National Grid told to hurry up as solar projects face 15 year waiting times
National Grid must speed up waiting times for new energy projects or risk the UK failing to meet its ambitious solar power generation targets, the UK’s leading solar industry body has warned.
Solar Energy UK told City A.M. that many projects have been told that they have a 10-15 year wait to get a connection.
The amount of time required to secure grid connections was causing a bottleneck for future growth plans.
A spokesperson said: “Many larger projects, whether solar farms or mounted on warehouse rooftops, are unable to connect to the grid and waiting times for upgrades can stretch long into the 2030s.”
Similar concerns have been raised in the offshore and onshore wind industry.
It also raised concerns over the lack of capacity in the electricity grid with the government aiming for a five-fold boost in solar power from 14GW to 70GW by 2035, despite only 15GW of capacity being available.
“Securing investment in reinforcing the UK’s electricity networks is priority number one for the solar industry,” the spokesperson added.
City A.M. understands an industry task force to boost expansion could be announced in the coming weeks to help deal with industry issues.
In the last four years, the number of projects applying to connect to the UK power system has quadrupled, and this year the number is expected to rise even further.

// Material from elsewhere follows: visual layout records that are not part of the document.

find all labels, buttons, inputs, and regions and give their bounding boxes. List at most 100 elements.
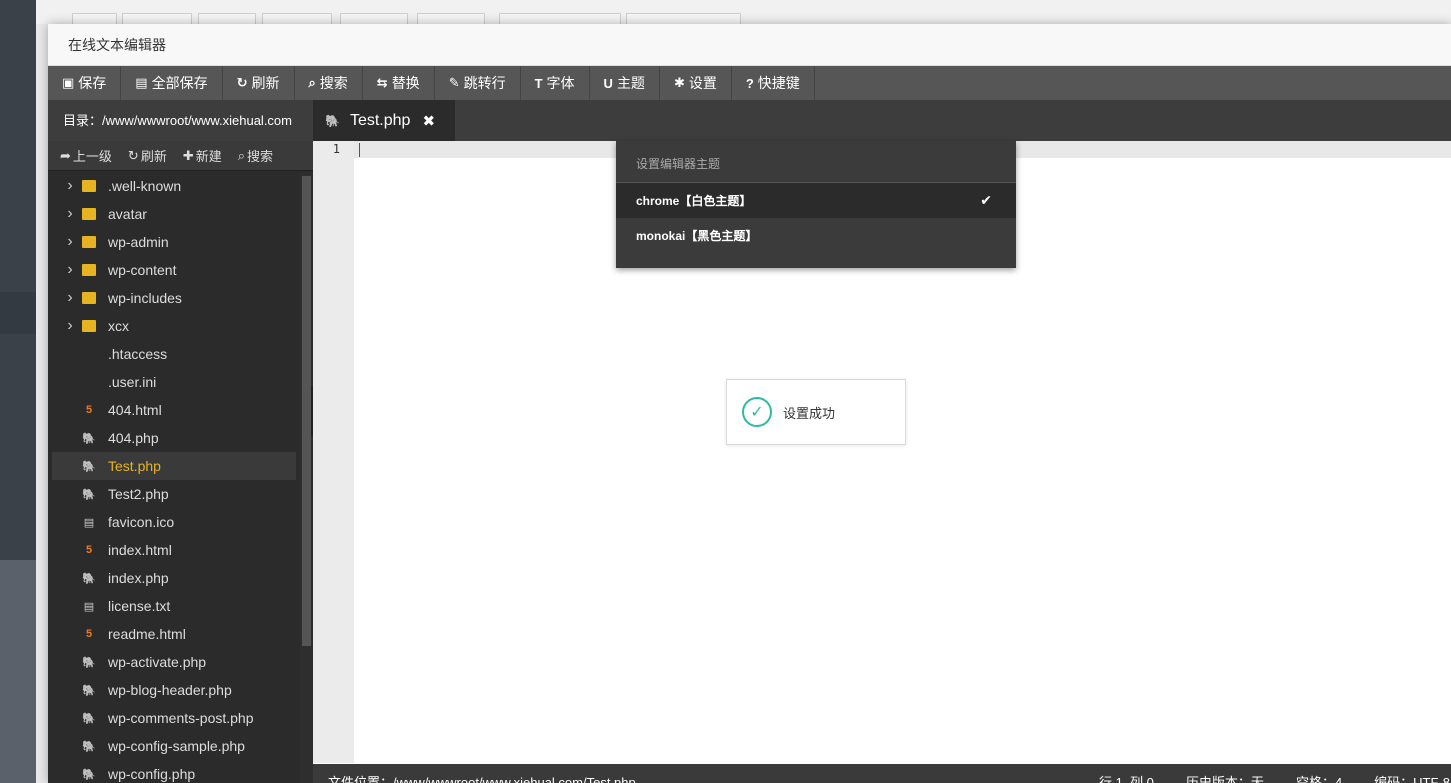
theme-option-label: chrome【白色主题】: [636, 194, 752, 208]
folder-item[interactable]: › wp-includes: [48, 284, 300, 312]
folder-item[interactable]: › avatar: [48, 200, 300, 228]
file-item[interactable]: 🐘 wp-config-sample.php: [48, 732, 300, 760]
toolbar-button-label: 字体: [546, 75, 575, 91]
sidebar-tool-button[interactable]: ↻ 刷新: [128, 146, 167, 165]
html5-icon: 5: [85, 544, 93, 556]
file-item[interactable]: 5 index.html: [48, 536, 300, 564]
php-icon: 🐘: [82, 432, 96, 445]
file-name: .user.ini: [108, 374, 157, 390]
php-icon: 🐘: [82, 656, 96, 669]
file-text-icon: ▤: [83, 516, 95, 529]
sidebar-toolbar: ➦ 上一级 ↻ 刷新 ✚ 新建 ⌕ 搜索: [48, 141, 313, 171]
replace-button[interactable]: ⇆ 替换: [363, 66, 435, 100]
success-toast: ✓ 设置成功: [726, 379, 906, 445]
pin-button[interactable]: ✎ 跳转行: [435, 66, 521, 100]
file-item[interactable]: 🐘 wp-blog-header.php: [48, 676, 300, 704]
background-menu-highlight: [0, 292, 36, 334]
file-name: wp-activate.php: [108, 654, 207, 670]
refresh-icon: ↻: [127, 147, 139, 163]
file-item[interactable]: ▤ favicon.ico: [48, 508, 300, 536]
theme-option-monokai[interactable]: monokai【黑色主题】: [616, 218, 1016, 253]
text-height-button[interactable]: T 字体: [521, 66, 590, 100]
file-item[interactable]: ▤ license.txt: [48, 592, 300, 620]
file-name: wp-includes: [108, 290, 182, 306]
refresh-icon: ↻: [236, 75, 248, 90]
search-icon: ⌕: [308, 75, 316, 90]
file-item[interactable]: 🐘 index.php: [48, 564, 300, 592]
search-icon: ⌕: [237, 147, 246, 163]
theme-option-chrome[interactable]: chrome【白色主题】 ✔: [616, 183, 1016, 218]
check-icon: ✔: [980, 192, 992, 208]
help-button[interactable]: ? 快捷键: [732, 66, 815, 100]
file-item[interactable]: 🐘 wp-config.php: [48, 760, 300, 783]
file-name: index.html: [108, 542, 172, 558]
indent-setting[interactable]: 空格：4: [1296, 772, 1342, 783]
file-item[interactable]: 🐘 wp-comments-post.php: [48, 704, 300, 732]
history-versions[interactable]: 历史版本：无: [1186, 772, 1264, 783]
encoding-setting[interactable]: 编码：UTF-8: [1374, 772, 1450, 783]
php-icon: 🐘: [82, 572, 96, 585]
toolbar-button-label: 设置: [688, 75, 717, 91]
background-toolbar: [36, 0, 1451, 27]
php-icon: 🐘: [82, 460, 96, 473]
line-number-gutter: 1: [313, 141, 354, 763]
magnet-button[interactable]: U 主题: [590, 66, 660, 100]
background-sidebar: [0, 0, 36, 783]
php-icon: 🐘: [325, 113, 340, 128]
chevron-right-icon: ›: [67, 233, 73, 250]
tab-test-php[interactable]: 🐘 Test.php ✖: [313, 100, 455, 141]
folder-item[interactable]: › xcx: [48, 312, 300, 340]
file-name: .well-known: [108, 178, 182, 194]
file-item[interactable]: 🐘 Test2.php: [48, 480, 300, 508]
folder-item[interactable]: › wp-content: [48, 256, 300, 284]
file-item[interactable]: .user.ini: [48, 368, 300, 396]
search-button[interactable]: ⌕ 搜索: [295, 66, 363, 100]
background-panel: [0, 560, 36, 783]
editor-toolbar: ▣ 保存 ▤ 全部保存 ↻ 刷新 ⌕ 搜索 ⇆ 替换 ✎ 跳转行 T 字体 U 主题 ✱ 设置? 快捷键: [48, 66, 1451, 100]
file-item[interactable]: 🐘 404.php: [48, 424, 300, 452]
gear-button[interactable]: ✱ 设置: [660, 66, 732, 100]
folder-icon: [82, 264, 96, 276]
directory-path: 目录：/www/wwwroot/www.xiehual.com: [48, 100, 313, 141]
folder-icon: [82, 292, 96, 304]
sidebar-scrollbar-thumb[interactable]: [302, 176, 311, 646]
save-icon: ▣: [62, 75, 75, 90]
file-name: 404.php: [108, 430, 159, 446]
chevron-right-icon: ›: [67, 261, 73, 278]
file-item[interactable]: 5 readme.html: [48, 620, 300, 648]
sidebar-tool-button[interactable]: ➦ 上一级: [60, 146, 112, 165]
sidebar-tool-label: 搜索: [247, 149, 274, 164]
file-name: wp-config-sample.php: [108, 738, 245, 754]
file-name: wp-admin: [108, 234, 169, 250]
folder-item[interactable]: › wp-admin: [48, 228, 300, 256]
save-all-button[interactable]: ▤ 全部保存: [121, 66, 223, 100]
text-height-icon: T: [534, 75, 543, 91]
php-icon: 🐘: [82, 768, 96, 781]
file-item[interactable]: 🐘 wp-activate.php: [48, 648, 300, 676]
toolbar-button-label: 保存: [78, 75, 107, 91]
sidebar-tool-label: 新建: [195, 149, 222, 164]
file-item[interactable]: 5 404.html: [48, 396, 300, 424]
text-cursor: [359, 143, 360, 157]
file-item[interactable]: 🐘 Test.php: [52, 452, 296, 480]
chevron-right-icon: ›: [67, 205, 73, 222]
close-icon[interactable]: ✖: [422, 112, 435, 130]
file-location: 文件位置：/www/wwwroot/www.xiehual.com/Test.p…: [328, 775, 636, 783]
file-name: license.txt: [108, 598, 171, 614]
toast-message: 设置成功: [783, 405, 836, 421]
sidebar-tool-button[interactable]: ✚ 新建: [183, 146, 222, 165]
php-icon: 🐘: [82, 684, 96, 697]
file-name: wp-blog-header.php: [108, 682, 232, 698]
file-name: index.php: [108, 570, 169, 586]
refresh-button[interactable]: ↻ 刷新: [223, 66, 295, 100]
window-title: 在线文本编辑器: [48, 24, 1451, 66]
sidebar-tool-button[interactable]: ⌕ 搜索: [238, 146, 273, 165]
folder-item[interactable]: › .well-known: [48, 172, 300, 200]
toolbar-button-label: 跳转行: [463, 75, 506, 91]
toolbar-button-label: 全部保存: [151, 75, 208, 91]
file-name: favicon.ico: [108, 514, 175, 530]
file-item[interactable]: .htaccess: [48, 340, 300, 368]
save-button[interactable]: ▣ 保存: [48, 66, 122, 100]
file-name: Test2.php: [108, 486, 169, 502]
file-name: wp-content: [108, 262, 177, 278]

The total pipeline of contracted capacity across England and Wales stands at 176GW, which compares with 65GW connected across the country today.
National Grid told City A.M. 60 per cent of the projects in the pipeline to connect have secured connection dates within 12 months of their requested date.
It also confirmed it is bound by the terms of its licence to manage connection requests on a ‘first come, first served’ basis, limiting its ability to bring forward projects that are ready to proceed.
A spokesperson for National Grid said: “We’re committed to connecting projects to the grid as fast as possible. A majority of projects in the pipeline have connection dates within 12 months of their requested date, and we’re working with the electricity system operator, Ofgem and wider industry to introduce new ways to speed up the process for others.”
To speed up connections to the transmission network, National Grid is offering a one-off amnesty for projects that want to exit the queue, and is aiming to make its queue more rigorous.
There have been positive developments for new larger scale projects, with the construction beginning on the country’s biggest solar farm Project Fortress.
This is the largest domestic solar firm under construction, being built at Cleve Hill, Kent, across 900 acres of countryside.
It was granted development consent in May 2020 and was the first solar project to be approved as a nationally significant infrastructure project.
The project is set to be completed and connected to the National Grid early next year.
Once completed, it will offer enough renewable power each year to meet the energy needs of about 100,000 UK homes.
The project has been backed by Quinbrook Infrastructure Partners and supported by the government’s contracts for difference (CFD) scheme.
This involves a 15-year deal in which Quinbrook will be paid a fixed price for the electricity generated, with revenues adjusted for inflation and the cost paid by consumers through their energy bills.
Solar Energy UK welcomed the development.
Gemma Grimes, director of policy and delivery at Solar Energy UK ,said: “The start of its construction marks another step forward for decarbonising the electricity system and achieving cheaper bills for consumers, especially considering that a number of other installations of comparable scale are also in the pipeline. The lessons learned in its development will no doubt filter through the industry as a whole.”